Q: Explain Brokers, Topics, and Partitions in Kafka.
Answer:
These are the three fundamental building blocks of Kafka's architecture.
Broker
A broker is a single Kafka server. A Kafka cluster consists of multiple brokers (typically 3+). Each broker:
- Stores data on disk
- Serves producer and consumer requests
- Participates in replication
- Is identified by a unique integer ID
Brokers are designed so that no single broker holds all the data for a topic — data is distributed across brokers via partitions.
Topic
A topic is a named category/feed to which messages are published. Think of it as a table in a database or a folder in a filesystem.
Topics: "user-signups", "order-events", "payment-transactions"

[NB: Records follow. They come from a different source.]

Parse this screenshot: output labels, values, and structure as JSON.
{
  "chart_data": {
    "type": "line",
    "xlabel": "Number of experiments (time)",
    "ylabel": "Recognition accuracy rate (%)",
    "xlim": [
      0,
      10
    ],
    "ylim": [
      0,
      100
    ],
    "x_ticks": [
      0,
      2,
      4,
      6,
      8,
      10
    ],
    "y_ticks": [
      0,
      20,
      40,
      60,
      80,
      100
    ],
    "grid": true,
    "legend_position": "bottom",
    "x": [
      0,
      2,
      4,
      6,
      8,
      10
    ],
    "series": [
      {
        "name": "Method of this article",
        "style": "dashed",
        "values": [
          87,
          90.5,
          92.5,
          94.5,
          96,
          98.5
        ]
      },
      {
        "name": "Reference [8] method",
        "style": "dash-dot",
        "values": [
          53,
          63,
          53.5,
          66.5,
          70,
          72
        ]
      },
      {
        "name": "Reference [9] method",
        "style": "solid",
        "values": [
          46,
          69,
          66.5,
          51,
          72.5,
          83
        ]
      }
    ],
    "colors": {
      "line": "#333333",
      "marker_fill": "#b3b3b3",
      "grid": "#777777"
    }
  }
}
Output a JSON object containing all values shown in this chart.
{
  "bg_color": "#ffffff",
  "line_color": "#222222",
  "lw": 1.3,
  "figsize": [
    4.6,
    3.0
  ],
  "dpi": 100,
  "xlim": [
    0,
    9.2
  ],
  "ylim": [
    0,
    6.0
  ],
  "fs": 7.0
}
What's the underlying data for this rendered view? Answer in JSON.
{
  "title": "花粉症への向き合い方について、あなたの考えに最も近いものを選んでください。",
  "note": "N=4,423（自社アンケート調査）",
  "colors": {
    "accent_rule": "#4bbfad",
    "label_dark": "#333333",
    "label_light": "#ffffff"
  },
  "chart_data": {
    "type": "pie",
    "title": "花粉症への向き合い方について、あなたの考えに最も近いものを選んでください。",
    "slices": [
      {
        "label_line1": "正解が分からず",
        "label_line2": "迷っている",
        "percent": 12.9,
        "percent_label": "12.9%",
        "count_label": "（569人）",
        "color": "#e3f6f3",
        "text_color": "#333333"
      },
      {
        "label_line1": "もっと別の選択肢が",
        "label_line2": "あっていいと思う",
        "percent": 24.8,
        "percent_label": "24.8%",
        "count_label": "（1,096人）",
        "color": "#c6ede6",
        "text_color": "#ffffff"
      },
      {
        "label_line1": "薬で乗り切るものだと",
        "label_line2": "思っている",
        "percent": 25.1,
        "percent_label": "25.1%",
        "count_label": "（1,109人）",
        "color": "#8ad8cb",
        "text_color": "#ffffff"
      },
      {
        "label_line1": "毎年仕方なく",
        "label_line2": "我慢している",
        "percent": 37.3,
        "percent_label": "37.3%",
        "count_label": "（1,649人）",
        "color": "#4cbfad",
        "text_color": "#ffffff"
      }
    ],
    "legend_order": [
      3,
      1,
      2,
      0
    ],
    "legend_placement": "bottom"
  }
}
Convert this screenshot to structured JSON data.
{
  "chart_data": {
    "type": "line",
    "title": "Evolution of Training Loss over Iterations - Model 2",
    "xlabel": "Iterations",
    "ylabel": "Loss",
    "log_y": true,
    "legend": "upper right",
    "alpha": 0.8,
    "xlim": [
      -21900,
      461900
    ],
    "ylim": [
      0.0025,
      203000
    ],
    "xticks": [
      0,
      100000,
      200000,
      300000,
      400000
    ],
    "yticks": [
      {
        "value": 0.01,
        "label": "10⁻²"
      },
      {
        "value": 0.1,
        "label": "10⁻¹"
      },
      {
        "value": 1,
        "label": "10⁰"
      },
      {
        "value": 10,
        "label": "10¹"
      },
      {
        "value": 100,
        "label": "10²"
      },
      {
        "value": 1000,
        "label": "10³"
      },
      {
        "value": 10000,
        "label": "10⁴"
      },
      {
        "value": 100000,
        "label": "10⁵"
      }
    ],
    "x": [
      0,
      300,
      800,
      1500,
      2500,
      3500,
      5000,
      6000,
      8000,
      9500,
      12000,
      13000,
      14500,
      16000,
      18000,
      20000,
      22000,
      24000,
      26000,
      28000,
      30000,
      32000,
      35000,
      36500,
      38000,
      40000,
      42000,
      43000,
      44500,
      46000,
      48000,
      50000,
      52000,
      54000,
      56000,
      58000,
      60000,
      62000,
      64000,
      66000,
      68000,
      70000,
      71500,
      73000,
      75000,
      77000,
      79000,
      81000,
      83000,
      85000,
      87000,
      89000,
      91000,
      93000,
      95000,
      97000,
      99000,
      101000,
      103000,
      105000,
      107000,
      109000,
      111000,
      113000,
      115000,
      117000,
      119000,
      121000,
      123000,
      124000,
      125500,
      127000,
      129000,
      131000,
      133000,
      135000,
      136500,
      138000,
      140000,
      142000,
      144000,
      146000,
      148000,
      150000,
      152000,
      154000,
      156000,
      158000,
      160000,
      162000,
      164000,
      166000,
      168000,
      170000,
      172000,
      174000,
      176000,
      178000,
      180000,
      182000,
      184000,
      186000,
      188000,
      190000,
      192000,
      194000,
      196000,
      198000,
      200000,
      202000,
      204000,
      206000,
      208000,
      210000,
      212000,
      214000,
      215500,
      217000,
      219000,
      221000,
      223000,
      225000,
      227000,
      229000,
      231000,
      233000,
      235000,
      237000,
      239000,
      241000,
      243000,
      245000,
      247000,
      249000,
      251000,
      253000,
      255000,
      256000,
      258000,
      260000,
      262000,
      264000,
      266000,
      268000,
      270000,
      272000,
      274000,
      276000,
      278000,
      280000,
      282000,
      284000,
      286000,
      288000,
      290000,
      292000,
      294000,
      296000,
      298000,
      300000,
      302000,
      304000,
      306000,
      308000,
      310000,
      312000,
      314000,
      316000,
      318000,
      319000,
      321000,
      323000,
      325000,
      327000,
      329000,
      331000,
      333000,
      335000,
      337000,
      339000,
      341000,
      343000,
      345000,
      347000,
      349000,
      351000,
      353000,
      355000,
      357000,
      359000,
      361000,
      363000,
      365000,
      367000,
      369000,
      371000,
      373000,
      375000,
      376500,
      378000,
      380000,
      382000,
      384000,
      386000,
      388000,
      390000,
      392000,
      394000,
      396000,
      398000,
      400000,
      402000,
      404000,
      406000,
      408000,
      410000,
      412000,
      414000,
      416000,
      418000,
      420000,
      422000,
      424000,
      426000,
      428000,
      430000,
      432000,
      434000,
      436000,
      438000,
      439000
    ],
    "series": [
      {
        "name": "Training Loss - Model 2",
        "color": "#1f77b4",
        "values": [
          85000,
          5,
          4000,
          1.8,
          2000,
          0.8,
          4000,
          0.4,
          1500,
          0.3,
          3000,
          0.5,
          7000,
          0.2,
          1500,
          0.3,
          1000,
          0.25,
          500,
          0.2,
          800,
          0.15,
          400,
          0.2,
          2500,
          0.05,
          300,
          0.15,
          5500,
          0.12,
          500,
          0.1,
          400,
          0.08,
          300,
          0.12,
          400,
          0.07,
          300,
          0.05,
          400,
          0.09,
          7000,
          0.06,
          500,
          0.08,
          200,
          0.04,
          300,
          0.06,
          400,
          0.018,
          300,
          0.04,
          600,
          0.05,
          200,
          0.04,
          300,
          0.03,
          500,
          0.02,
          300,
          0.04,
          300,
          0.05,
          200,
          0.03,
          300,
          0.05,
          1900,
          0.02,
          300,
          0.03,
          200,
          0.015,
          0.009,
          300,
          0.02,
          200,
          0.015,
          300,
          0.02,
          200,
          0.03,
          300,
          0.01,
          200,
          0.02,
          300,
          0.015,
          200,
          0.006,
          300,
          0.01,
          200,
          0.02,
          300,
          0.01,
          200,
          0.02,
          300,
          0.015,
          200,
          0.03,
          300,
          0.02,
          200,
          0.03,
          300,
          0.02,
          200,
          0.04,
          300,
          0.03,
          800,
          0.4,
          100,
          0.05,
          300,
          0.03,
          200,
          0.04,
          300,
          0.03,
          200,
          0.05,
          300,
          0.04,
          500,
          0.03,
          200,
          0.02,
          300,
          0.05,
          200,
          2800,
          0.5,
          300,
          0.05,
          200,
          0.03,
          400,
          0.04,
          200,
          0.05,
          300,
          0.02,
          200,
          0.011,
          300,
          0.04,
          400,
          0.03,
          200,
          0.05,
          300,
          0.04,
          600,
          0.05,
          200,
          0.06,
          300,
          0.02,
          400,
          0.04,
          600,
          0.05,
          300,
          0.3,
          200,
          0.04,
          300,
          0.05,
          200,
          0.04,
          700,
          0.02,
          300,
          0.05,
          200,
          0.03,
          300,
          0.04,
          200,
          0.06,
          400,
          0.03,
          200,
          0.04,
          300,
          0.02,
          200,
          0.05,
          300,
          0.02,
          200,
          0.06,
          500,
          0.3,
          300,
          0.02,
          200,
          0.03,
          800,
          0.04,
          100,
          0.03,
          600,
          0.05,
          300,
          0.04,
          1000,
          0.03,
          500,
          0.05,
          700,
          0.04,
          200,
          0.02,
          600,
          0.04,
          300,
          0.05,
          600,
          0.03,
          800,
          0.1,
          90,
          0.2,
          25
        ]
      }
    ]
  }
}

Topics are multi-subscriber — many consumer groups can read from the same topic independently without affecting each other.
Partition
Each topic is split into one or more partitions. A partition is an ordered, immutable sequence of messages (an append-only log). Each message within a partition gets a sequential ID called an offset.
Topic: "orders" (3 partitions)
Partition 0: [msg0] [msg1] [msg2] [msg3] [msg4] →
Partition 1: [msg0] [msg1] [msg2] →
Partition 2: [msg0] [msg1] [msg2] [msg3] →
Why Partitions Matter
1. Parallelism Each partition can be consumed by a different consumer in a consumer group. More partitions = more consumers = higher throughput.
2. Ordering Messages are strictly ordered WITHIN a partition, but there is no ordering guarantee ACROSS partitions. If ordering matters for a specific entity (e.g., all events for user X), you must ensure all events for that entity go to the same partition using a partition key.
3. Distribution Partitions are spread across brokers. For a topic with 6 partitions on a 3-broker cluster, each broker holds ~2 partitions.
How They Relate
Kafka Cluster
├── Broker 0
│ ├── orders-partition-0 (Leader)
│ └── orders-partition-2 (Follower)
├── Broker 1
│ ├── orders-partition-1 (Leader)
│ └── orders-partition-0 (Follower)
└── Broker 2
├── orders-partition-2 (Leader)
└── orders-partition-1 (Follower)
[!IMPORTANT] Choosing the right number of partitions is a critical design decision. Too few = throughput bottleneck. Too many = increased memory usage, slower leader elections, and longer recovery times. A common starting point is number of partitions = desired throughput / throughput per partition (usually a few MB/s per partition).